General characteristics
- Tons burthen: 155, or 156, or 158 (bm)
- Length: Overall: 72 ft 7 in (22.1 m); Keel: 59 ft 3 in (18.1 m);
- Beam: 22 ft 4 in (6.8 m)
- Depth of hold: 9 ft 4+3⁄4 in (2.9 m)
- Complement: 50
- Armament: 1797:2 × 18-pounder guns + 10 × 18-pounder carronades; 1810: 4 × 6-pounder carronades; 1812: 2 × 3-pounder guns;

= HMS Rattler (1797) =

Gunvessel of the Royal Navy

HMS Rattler was the mercantile Hope that the Royal Navy purchased at Leith in 1797. It initially named her GB No.41, and then renamed her HMS Rattler. The Navy sold her in 1802. She returned to the name Hope and became a merchantman trading with Hamburg, Gibraltar, and lastly, Cowes. She was last listed in 1816.

==Career==
The Royal Navy commissioned Rattler in September 1797 under Lieutenant John Gibbs. He died, probably before but possibly after Lieutenant Samuel Wickham took command of Rattler in June 1798, for the North Sea. On 18 July 1801 she arrived at Elsinor, having escorted the Leith fleet. The Navy sold Rattler on 31 May 1802, shortly after the Peace of Amiens took effect.
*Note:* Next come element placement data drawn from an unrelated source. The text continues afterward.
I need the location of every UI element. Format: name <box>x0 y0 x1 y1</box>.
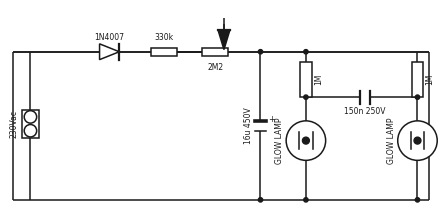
Circle shape <box>258 49 263 54</box>
Text: 1N4007: 1N4007 <box>95 33 125 42</box>
Circle shape <box>24 125 37 137</box>
Circle shape <box>304 198 308 202</box>
Circle shape <box>286 121 326 160</box>
Circle shape <box>304 95 308 99</box>
Circle shape <box>302 137 309 144</box>
Text: 230Vac: 230Vac <box>10 110 19 138</box>
Circle shape <box>304 49 308 54</box>
Circle shape <box>24 111 37 123</box>
Bar <box>300 62 312 97</box>
Polygon shape <box>99 44 119 60</box>
Circle shape <box>415 198 419 202</box>
Circle shape <box>398 121 437 160</box>
Text: 16u 450V: 16u 450V <box>244 107 252 144</box>
Circle shape <box>414 137 421 144</box>
Text: 2M2: 2M2 <box>207 63 223 72</box>
Bar <box>412 62 423 97</box>
Bar <box>151 48 176 56</box>
Text: 1M: 1M <box>425 74 434 85</box>
Polygon shape <box>218 30 230 49</box>
Text: GLOW LAMP: GLOW LAMP <box>275 117 284 164</box>
Bar <box>202 48 228 56</box>
Circle shape <box>258 198 263 202</box>
Text: +: + <box>268 115 275 124</box>
Text: GLOW LAMP: GLOW LAMP <box>387 117 396 164</box>
Bar <box>22 110 39 138</box>
Text: 1M: 1M <box>314 74 323 85</box>
Text: 330k: 330k <box>154 33 173 42</box>
Circle shape <box>415 95 419 99</box>
Text: 150n 250V: 150n 250V <box>344 106 386 116</box>
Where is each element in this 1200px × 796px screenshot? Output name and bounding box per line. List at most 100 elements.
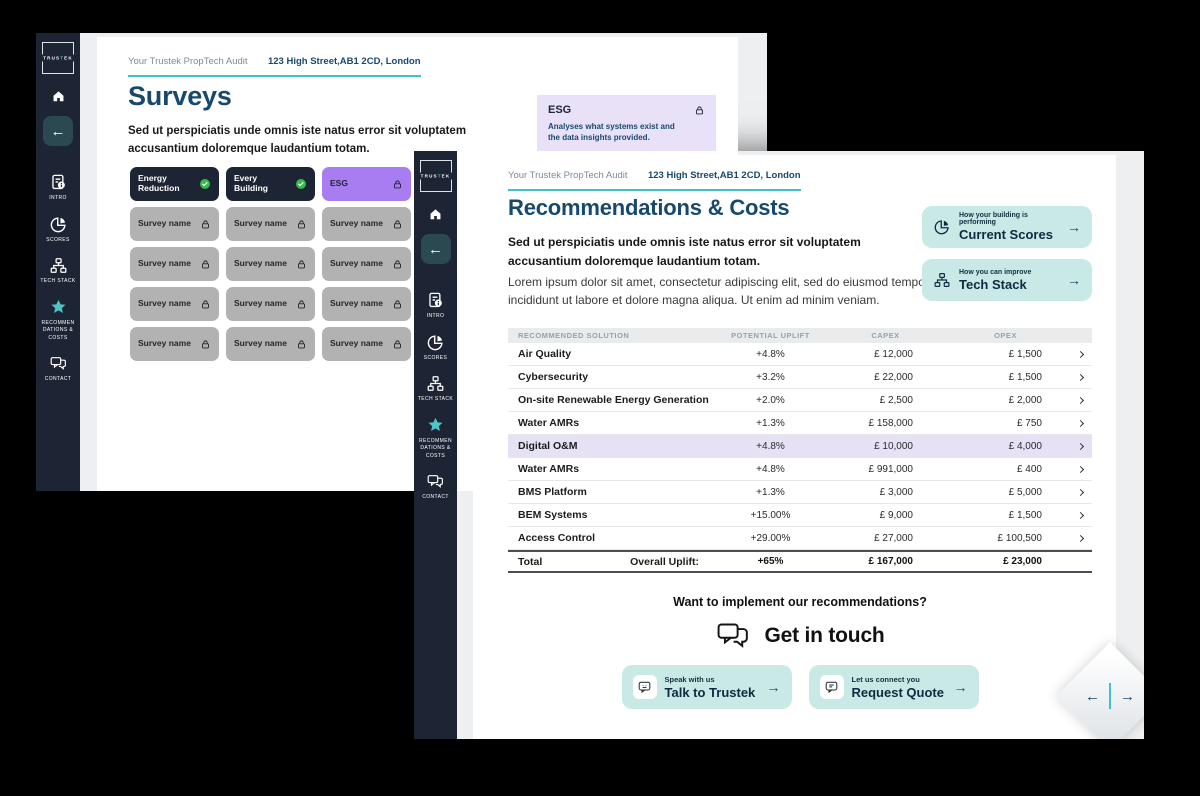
back-arrow-icon: ← [428, 240, 443, 258]
lock-icon [696, 106, 703, 114]
sidebar-item-contact[interactable]: CONTACT [37, 354, 79, 384]
quick-link-label: Tech Stack [959, 276, 1027, 292]
survey-button[interactable]: Survey name [226, 287, 315, 321]
survey-grid: Energy Reduction Every Building [130, 167, 411, 361]
star-icon [50, 299, 66, 313]
survey-button[interactable]: Survey name [322, 287, 411, 321]
sidebar: TRUSTEK ← INTRO SCORES TECH STACK RECOMM… [414, 151, 457, 739]
quick-link-label: Current Scores [959, 227, 1053, 242]
survey-button[interactable]: Survey name [226, 327, 315, 361]
chevron-right-icon[interactable] [1068, 396, 1092, 404]
chevron-right-icon[interactable] [1068, 465, 1092, 473]
sidebar-item-contact[interactable]: CONTACT [415, 472, 457, 502]
back-button[interactable]: ← [43, 116, 73, 146]
breadcrumb-audit[interactable]: Your Trustek PropTech Audit [508, 170, 628, 181]
sidebar-item-intro[interactable]: INTRO [415, 291, 457, 321]
chevron-right-icon[interactable] [1068, 373, 1092, 381]
tech-stack-button[interactable]: How you can improve Tech Stack → [922, 259, 1092, 301]
request-quote-button[interactable]: Let us connect you Request Quote → [808, 665, 979, 709]
chevron-right-icon[interactable] [1068, 511, 1092, 519]
lock-icon [392, 259, 403, 270]
table-row[interactable]: Air Quality +4.8% £ 12,000 £ 1,500 [508, 343, 1092, 366]
survey-button[interactable]: Survey name [130, 247, 219, 281]
document-info-icon [429, 292, 442, 308]
cta-button-label: Request Quote [851, 684, 944, 700]
table-row[interactable]: On-site Renewable Energy Generation +2.0… [508, 389, 1092, 412]
page-navigation: ← → [1072, 680, 1144, 712]
lock-icon [200, 259, 211, 270]
page-body: Lorem ipsum dolor sit amet, consectetur … [508, 275, 929, 307]
sidebar-item-tech-stack[interactable]: TECH STACK [415, 374, 457, 404]
lock-icon [200, 219, 211, 230]
current-scores-button[interactable]: How your building is performing Current … [922, 206, 1092, 248]
table-row[interactable]: Water AMRs +1.3% £ 158,000 £ 750 [508, 412, 1092, 435]
prev-page-arrow[interactable]: ← [1085, 687, 1100, 705]
recommendations-page: Your Trustek PropTech Audit 123 High Str… [473, 155, 1116, 739]
sidebar-item-recommendations[interactable]: RECOMMEN DATIONS & COSTS [415, 416, 457, 461]
lock-icon [392, 299, 403, 310]
column-header: CAPEX [871, 331, 900, 340]
sidebar-item-tech-stack[interactable]: TECH STACK [37, 256, 79, 286]
sidebar-nav: INTRO SCORES TECH STACK RECOMMEN DATIONS… [415, 291, 457, 502]
survey-button[interactable]: Survey name [130, 327, 219, 361]
chevron-right-icon[interactable] [1068, 442, 1092, 450]
chat-smiley-icon [632, 675, 657, 699]
home-icon[interactable] [51, 89, 66, 103]
table-row[interactable]: Water AMRs +4.8% £ 991,000 £ 400 [508, 458, 1092, 481]
survey-button[interactable]: Energy Reduction [130, 167, 219, 201]
chat-bubbles-icon [50, 357, 66, 370]
table-row[interactable]: BEM Systems +15.00% £ 9,000 £ 1,500 [508, 504, 1092, 527]
lock-icon [296, 299, 307, 310]
sitemap-icon [427, 376, 444, 391]
sidebar-item-scores[interactable]: SCORES [415, 333, 457, 363]
sidebar-item-intro[interactable]: INTRO [37, 173, 79, 203]
cta-question: Want to implement our recommendations? [673, 595, 927, 609]
survey-button[interactable]: Every Building [226, 167, 315, 201]
lock-icon [200, 299, 211, 310]
chat-bubbles-icon [427, 475, 443, 488]
lock-icon [392, 179, 403, 190]
chevron-right-icon[interactable] [1068, 488, 1092, 496]
table-row[interactable]: Access Control +29.00% £ 27,000 £ 100,50… [508, 527, 1092, 550]
table-row[interactable]: Digital O&M +4.8% £ 10,000 £ 4,000 [508, 435, 1092, 458]
lock-icon [296, 339, 307, 350]
lock-icon [296, 259, 307, 270]
column-header: POTENTIAL UPLIFT [731, 331, 810, 340]
survey-button[interactable]: Survey name [322, 327, 411, 361]
chevron-right-icon[interactable] [1068, 419, 1092, 427]
sitemap-icon [934, 273, 950, 287]
table-row[interactable]: BMS Platform +1.3% £ 3,000 £ 5,000 [508, 481, 1092, 504]
trustek-logo: TRUSTEK [418, 160, 453, 192]
sidebar-item-recommendations[interactable]: RECOMMEN DATIONS & COSTS [37, 298, 79, 343]
survey-button[interactable]: Survey name [130, 287, 219, 321]
survey-button[interactable]: Survey name [322, 247, 411, 281]
forward-arrow-icon: → [953, 679, 968, 695]
survey-button[interactable]: Survey name [130, 207, 219, 241]
sidebar-item-scores[interactable]: SCORES [37, 215, 79, 245]
chevron-right-icon[interactable] [1068, 534, 1092, 542]
home-icon[interactable] [428, 207, 443, 221]
document-info-icon [51, 174, 65, 190]
star-icon [428, 417, 443, 431]
breadcrumb: Your Trustek PropTech Audit 123 High Str… [128, 51, 421, 77]
survey-button[interactable]: Survey name [226, 247, 315, 281]
back-button[interactable]: ← [420, 234, 451, 264]
survey-button[interactable]: Survey name [322, 207, 411, 241]
trustek-logo: TRUSTEK [41, 42, 75, 74]
recommendations-window: TRUSTEK ← INTRO SCORES TECH STACK RECOMM… [414, 151, 1144, 739]
forward-arrow-icon: → [766, 679, 781, 695]
chat-bubbles-icon [718, 623, 749, 648]
back-arrow-icon: ← [50, 122, 66, 140]
breadcrumb-audit[interactable]: Your Trustek PropTech Audit [128, 56, 248, 67]
chevron-right-icon[interactable] [1068, 350, 1092, 358]
esg-card-description: Analyses what systems exist and the data… [548, 122, 675, 143]
lock-icon [296, 219, 307, 230]
talk-to-trustek-button[interactable]: Speak with us Talk to Trustek → [621, 665, 792, 709]
page-title: Recommendations & Costs [508, 195, 790, 220]
survey-button[interactable]: ESG [322, 167, 411, 201]
next-page-arrow[interactable]: → [1120, 687, 1135, 705]
get-in-touch-section: Want to implement our recommendations? G… [508, 595, 1092, 709]
table-row[interactable]: Cybersecurity +3.2% £ 22,000 £ 1,500 [508, 366, 1092, 389]
chat-message-icon [819, 675, 844, 699]
survey-button[interactable]: Survey name [226, 207, 315, 241]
Rattler returned to her original name, Hope, and first appeared in Lloyd's Register (LR) in 1802.

| Year | Master | Owner | Trade | Source & notes |
|---|---|---|---|---|
| 1802 | M.Tate | Captain & Co. | London–Hamburg | LR; raised 1802 |
| 1804 | M.Tate | W.Witham | Liverpool–London London–Toning | LR; raised 1802 |
| 1807 | P.Tate | Captain & Co. | London–Hamburg | LR; raised 1802 |
| 1809 | P.Tate W.Gibson | Walton | London–Hamburg | Register of Shipping |
| 1810 | W.Gibson M.Lewish | Walton Vickerman | London–Gibraltar | Register of Shipping |
| 1811 | M.Lewish Vickerman | Vickerman Lavers | Plymouth London–Gibraltar | LR; raised 1802 |
| 1812 | M.Lourish | N.Lavers | Cowes–London | LR; raised 1802 |

==Fate==
Hope was last listed in Lloyd's Register in 1816 with data unchanged since 1812.